Inception (Warner) – Christopher Nolan’s Inception, a caper film that heists dreams instead of treasure, is surely the most cerebral action thriller to become a blockbuster. It’s a genre film that reshuffles the rules and lays them out in a mind-bending pattern. Playing out on multiple planes of dream reality, it’s also another Nolan film to completely reimagine the world of cause and effect. But rather than tell a story, Nolan builds a construct and then plays within that construct. This script is more designed than written, the film constructed as much as directed, and that becomes all the more evident on repeat viewings.
I take a closer look at Inception at Parallax View, review the Roger Corman sets Big Bad Mama / Big Bad Mama II Double Feature (Shout! Factory) and Crazy Mama / The Lady In Red Double Feature (Shout! Factory) on my blog here, leaving Shrek Forever After (Dreamworks) for the good folks at MSN, though I do survey the box set Shrek: The Whole Story (DreamWorks) for MSN. As for the rest, read on…
Cronos (Criterion) – The feature debut of Guillermo del Toro is an alchemic twist on vampire lore and the costs of eternal life. Federico Luppi is a curio shop owner who stumbles upon a clockwork device that looks like some Quay Brothers creation and revives his fading energy while creating a drug-like addiction and a craving for blood. As the old man’s granddaughter plays angel to the devils of his addiction, a Howard Hughes-like millionaire recluse sends a henchman nephew (Ron Perlman) to retrieve the immortality device. Part melodrama, part morality play, part thriller, it’s as much Dorian Gray as Bram Stoker and features a weird, heady alchemic brew of antiquated clockwork mechanism, mutant organisms, demented villains driven by a greed for youth, and one man’s struggle for his soul. Cool, creepy, tempered with a clever gallows humor and anchored by a passion for life and love.

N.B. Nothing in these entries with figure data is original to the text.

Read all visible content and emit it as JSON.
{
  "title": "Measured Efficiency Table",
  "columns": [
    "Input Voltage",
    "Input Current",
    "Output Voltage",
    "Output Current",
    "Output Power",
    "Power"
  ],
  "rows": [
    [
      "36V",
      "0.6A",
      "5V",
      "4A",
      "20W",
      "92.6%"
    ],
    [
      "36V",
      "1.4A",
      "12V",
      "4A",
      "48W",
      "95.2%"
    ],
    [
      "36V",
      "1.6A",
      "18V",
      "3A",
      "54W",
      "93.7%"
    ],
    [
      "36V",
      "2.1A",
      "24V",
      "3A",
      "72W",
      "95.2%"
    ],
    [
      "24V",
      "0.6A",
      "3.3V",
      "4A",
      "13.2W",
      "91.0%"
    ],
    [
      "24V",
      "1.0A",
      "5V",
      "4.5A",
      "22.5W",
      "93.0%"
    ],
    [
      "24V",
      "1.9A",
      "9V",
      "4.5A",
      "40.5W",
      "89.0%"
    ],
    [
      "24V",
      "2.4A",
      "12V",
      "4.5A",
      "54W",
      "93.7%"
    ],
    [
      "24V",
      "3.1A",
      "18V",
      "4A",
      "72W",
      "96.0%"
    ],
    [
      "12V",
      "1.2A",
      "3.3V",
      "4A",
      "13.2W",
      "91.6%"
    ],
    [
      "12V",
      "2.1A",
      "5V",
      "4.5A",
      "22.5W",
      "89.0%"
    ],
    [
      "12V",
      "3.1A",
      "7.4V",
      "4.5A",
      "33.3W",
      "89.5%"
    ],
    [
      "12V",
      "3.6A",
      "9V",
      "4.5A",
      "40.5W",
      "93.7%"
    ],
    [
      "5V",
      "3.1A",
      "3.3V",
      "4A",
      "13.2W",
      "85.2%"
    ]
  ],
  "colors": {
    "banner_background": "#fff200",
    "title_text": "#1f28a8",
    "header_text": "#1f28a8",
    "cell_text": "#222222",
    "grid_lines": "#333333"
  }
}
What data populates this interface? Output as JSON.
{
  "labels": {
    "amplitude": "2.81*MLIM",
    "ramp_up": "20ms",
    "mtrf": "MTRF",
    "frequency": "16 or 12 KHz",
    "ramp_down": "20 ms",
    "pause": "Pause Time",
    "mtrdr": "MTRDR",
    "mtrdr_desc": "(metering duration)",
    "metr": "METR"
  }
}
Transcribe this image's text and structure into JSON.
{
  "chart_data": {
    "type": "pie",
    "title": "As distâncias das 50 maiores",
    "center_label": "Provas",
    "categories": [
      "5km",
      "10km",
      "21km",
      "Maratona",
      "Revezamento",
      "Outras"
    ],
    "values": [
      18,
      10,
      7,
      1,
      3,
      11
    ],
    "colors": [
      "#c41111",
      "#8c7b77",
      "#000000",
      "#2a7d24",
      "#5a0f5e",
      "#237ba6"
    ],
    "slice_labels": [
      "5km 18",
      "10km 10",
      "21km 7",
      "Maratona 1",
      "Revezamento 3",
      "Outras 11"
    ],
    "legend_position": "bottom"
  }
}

It’s been previously available on DVD, but of course Criterion remasters it from scratch for both DVD and the Blu-ray debut. Features the two commentary tracks from the 2003 DVD release—one by director Guillermo Del Toro (in English) and one by producers Alejandro Springal, Bertha Navarro (in Spanish with optional English subtitles) and Arthur H. Gorson (in English)—and the 5 minute archival interview featurette “Making Cronos With Federico Luppi” (in Spanish with English subtitles) illustrated with behind the scenes footage and film clips, and completes the set with new supplements. In a new interview with Guillermo del Toro, who is both passionate and articulate, he is frank about what he thinks didn’t work in the film (and how he learned from it) and describes his feature debut as his only true “lapsed Catholic movie.” There are also new interviews (circa 2009) with cinematographer Guillermo Navarro and star Ron Perlman (who del Toro subsequently cast in numerous films, including the starring role in the Hellboy features) and “Welcome to Bleak House,” a ten-minute vide tour guided tour through del Toro’s home, his way of introducing us to his influences, the closest thing to letting us into his mind, he explains, plus “Geometria,” a 1987 unreleased short horror film finished by del Toro for this release.
Restrepo (Virgil) – Journalist Sebastian Junger and cameraman Tim Hetherington imbed themselves in an American platoon stationed near the Pakistan border of Afghanistan and survey their life during a 15-month deployment. This documentary eschews politics for a portrait of men in war in the modern combat theater, where the tedium is interrupted by sudden attacks from a guerrilla enemy, and the focus is on the soldiers, mostly young American men thrust into alien world where diplomacy with the suspicious local villagers is as central for survival as combat skills. Winner of the Grand Jury Prize for Best Documentary at the 2010 Sundance Film Festival. Features deleted scenes, extended interviews with the soldiers, the creative short “Sleeping Soldiers, updates on the soldiers seen in the film and PSAs.
I also review Stéphane Brizé’s Mademoiselle Chambon (Kino) and the indie SF thriller Hunter Prey (Maya) for MSN, and I reviewed America Lost And Found: The BBS Story (Criterion), which debuts on DVD this week, on the blog last week when it hit Blu-ray.
Also new: Claudio Llosa’s The Milk Of Sorrow (Olive) from Peru, The Year of Getting to Know Us (E One) with Lucy Liu and Sharon Stone, Jaffa (Film Movement), the 1962 Escape From Zahrain (Olive) with Yul Brynner and Sal Mineo, and on the cult side is Disciples Of The 36th Chamber (Vivendi) with Gordon Liu and the giallo The Girl From Cortina (Mya).